Thursday, March 31, 2011

style or content

I am a big fan of Dr. Mark Epstein.  I haven't ever seen or met the man but I have read three of his books and am working on a fourth.  This most recent one is Psychotherapy Without the Self

Epstein says in the early pages that a fundamental difference between Freud's approach to the injured psyche and the approach of the Buddha is that Freud thought of digging down into the mind while the Buddha thought of opening to parts of life or experience that had seemed unbearable or too scary or shameful.  
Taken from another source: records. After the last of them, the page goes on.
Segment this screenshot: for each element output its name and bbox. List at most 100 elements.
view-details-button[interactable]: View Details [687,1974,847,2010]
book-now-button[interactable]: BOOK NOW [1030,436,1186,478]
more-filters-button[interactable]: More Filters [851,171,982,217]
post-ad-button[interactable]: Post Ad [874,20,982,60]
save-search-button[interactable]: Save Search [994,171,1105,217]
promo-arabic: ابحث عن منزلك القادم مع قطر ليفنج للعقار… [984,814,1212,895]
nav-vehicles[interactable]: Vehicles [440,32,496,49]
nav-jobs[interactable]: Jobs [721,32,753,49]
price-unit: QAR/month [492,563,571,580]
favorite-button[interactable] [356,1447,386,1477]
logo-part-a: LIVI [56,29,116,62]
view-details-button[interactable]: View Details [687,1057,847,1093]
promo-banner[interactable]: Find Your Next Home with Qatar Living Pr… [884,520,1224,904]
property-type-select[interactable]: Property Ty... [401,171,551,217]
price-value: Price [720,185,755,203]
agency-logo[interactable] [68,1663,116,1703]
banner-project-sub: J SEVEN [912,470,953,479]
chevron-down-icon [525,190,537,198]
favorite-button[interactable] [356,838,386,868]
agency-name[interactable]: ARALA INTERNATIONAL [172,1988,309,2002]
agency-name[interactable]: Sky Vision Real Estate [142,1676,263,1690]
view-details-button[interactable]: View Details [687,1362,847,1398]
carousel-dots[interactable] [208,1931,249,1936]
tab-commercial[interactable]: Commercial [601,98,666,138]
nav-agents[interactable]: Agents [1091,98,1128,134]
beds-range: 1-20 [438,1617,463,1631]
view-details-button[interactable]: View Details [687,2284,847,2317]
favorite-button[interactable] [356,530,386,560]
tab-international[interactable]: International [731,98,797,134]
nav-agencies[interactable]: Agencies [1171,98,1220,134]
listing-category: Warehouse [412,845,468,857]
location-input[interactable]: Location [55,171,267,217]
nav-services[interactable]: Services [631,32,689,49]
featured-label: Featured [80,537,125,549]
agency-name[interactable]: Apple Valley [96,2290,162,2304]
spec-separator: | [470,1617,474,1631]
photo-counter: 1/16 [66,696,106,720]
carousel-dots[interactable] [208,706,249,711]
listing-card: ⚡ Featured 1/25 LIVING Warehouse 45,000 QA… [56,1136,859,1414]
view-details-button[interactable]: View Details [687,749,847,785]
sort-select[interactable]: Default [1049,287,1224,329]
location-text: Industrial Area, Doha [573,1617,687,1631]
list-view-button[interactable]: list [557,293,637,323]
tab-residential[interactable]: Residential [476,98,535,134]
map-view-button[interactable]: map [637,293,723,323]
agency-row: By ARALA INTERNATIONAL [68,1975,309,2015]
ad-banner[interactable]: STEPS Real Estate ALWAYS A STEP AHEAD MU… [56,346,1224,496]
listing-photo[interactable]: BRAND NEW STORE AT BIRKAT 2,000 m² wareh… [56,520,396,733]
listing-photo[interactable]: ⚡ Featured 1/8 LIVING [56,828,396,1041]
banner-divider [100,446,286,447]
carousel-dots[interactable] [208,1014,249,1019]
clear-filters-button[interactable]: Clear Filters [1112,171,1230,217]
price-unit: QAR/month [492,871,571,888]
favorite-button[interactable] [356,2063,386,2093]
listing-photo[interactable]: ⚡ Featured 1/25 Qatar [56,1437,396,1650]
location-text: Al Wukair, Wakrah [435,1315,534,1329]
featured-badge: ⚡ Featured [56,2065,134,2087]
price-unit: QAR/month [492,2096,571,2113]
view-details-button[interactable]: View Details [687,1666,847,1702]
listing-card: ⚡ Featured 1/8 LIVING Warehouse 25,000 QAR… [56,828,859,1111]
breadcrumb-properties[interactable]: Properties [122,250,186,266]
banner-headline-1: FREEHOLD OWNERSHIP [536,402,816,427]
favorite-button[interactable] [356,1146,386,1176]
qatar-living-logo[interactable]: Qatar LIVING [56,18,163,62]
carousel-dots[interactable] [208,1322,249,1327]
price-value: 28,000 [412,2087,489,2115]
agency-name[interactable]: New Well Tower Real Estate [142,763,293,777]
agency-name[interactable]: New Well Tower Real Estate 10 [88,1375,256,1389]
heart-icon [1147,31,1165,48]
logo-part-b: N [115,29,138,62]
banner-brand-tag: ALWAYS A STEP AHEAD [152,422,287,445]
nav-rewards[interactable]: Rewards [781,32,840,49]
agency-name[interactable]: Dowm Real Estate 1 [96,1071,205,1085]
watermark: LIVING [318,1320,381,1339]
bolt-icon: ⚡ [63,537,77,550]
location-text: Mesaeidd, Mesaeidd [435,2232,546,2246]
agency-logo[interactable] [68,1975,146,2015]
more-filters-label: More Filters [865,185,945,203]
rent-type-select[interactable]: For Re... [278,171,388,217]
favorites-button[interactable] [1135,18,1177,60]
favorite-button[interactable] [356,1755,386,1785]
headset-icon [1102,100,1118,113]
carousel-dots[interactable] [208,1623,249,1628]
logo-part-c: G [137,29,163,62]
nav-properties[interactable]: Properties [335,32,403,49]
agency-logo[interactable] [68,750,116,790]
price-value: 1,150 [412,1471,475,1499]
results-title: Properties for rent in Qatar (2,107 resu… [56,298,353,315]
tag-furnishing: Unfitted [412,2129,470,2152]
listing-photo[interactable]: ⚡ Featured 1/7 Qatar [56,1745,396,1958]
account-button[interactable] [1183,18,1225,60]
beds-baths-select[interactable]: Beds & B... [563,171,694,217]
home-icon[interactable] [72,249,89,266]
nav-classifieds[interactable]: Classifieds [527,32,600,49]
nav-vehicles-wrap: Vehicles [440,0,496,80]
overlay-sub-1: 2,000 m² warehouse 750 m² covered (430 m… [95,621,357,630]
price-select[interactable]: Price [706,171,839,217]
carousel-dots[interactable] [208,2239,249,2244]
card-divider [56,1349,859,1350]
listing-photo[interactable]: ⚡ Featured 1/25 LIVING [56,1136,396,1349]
Another way to look at the difference, the psychotherapist says, is that Buddha found ways to get into a different relation to one's memories and impressions while Freud thought of uncovering or excavating content of the mind that had been repressed.  Epstein emphasizes that toward the end of his life, Freud wrote Analysis: Terminable and Interminable coming to grips with the inadequacies of psycho-therapeutic analysis, which he had invented as a tool to help minds.  Epstein emphasizes that meditation can accomplish accomplish more quickly and completely some of the things that Freud often had trouble accomplishing with his patients but he also emphasizes that psychotherapy in its modern form can help people who are having trouble that meditation alone cannot.

Epstein mentions the difference in focusing on content, as in "my mother was mean to me", as opposed to obtaining a new relation to my thoughts and feelings as in "my mother was mean to me and I understand why and forgive her".  That difference reminds me of what my friend the communication professor told me about a debate in communication rhetoric theory that has been going on since the Greeks: style vs. content.  A good story is a good story because of the content or because of the way it is told -- which is it?  My mother and my wife and others have told me that HOW I say something affects them as much or more as WHAT I say.  I realize that another way to put the idea is that the timing and voice tone and vocabulary matters as much as the meaning.  

I have a friend who once went with his wife to the famous Masters and Johnson marital therapists to improve their marriage.  The first thing they learned at the clinic was to use "I" messages, stating their ideas and impressions about themselves instead of making accusations about their partner.  An elementary teacher just told me this afternoon how she was stressing the same idea to the students.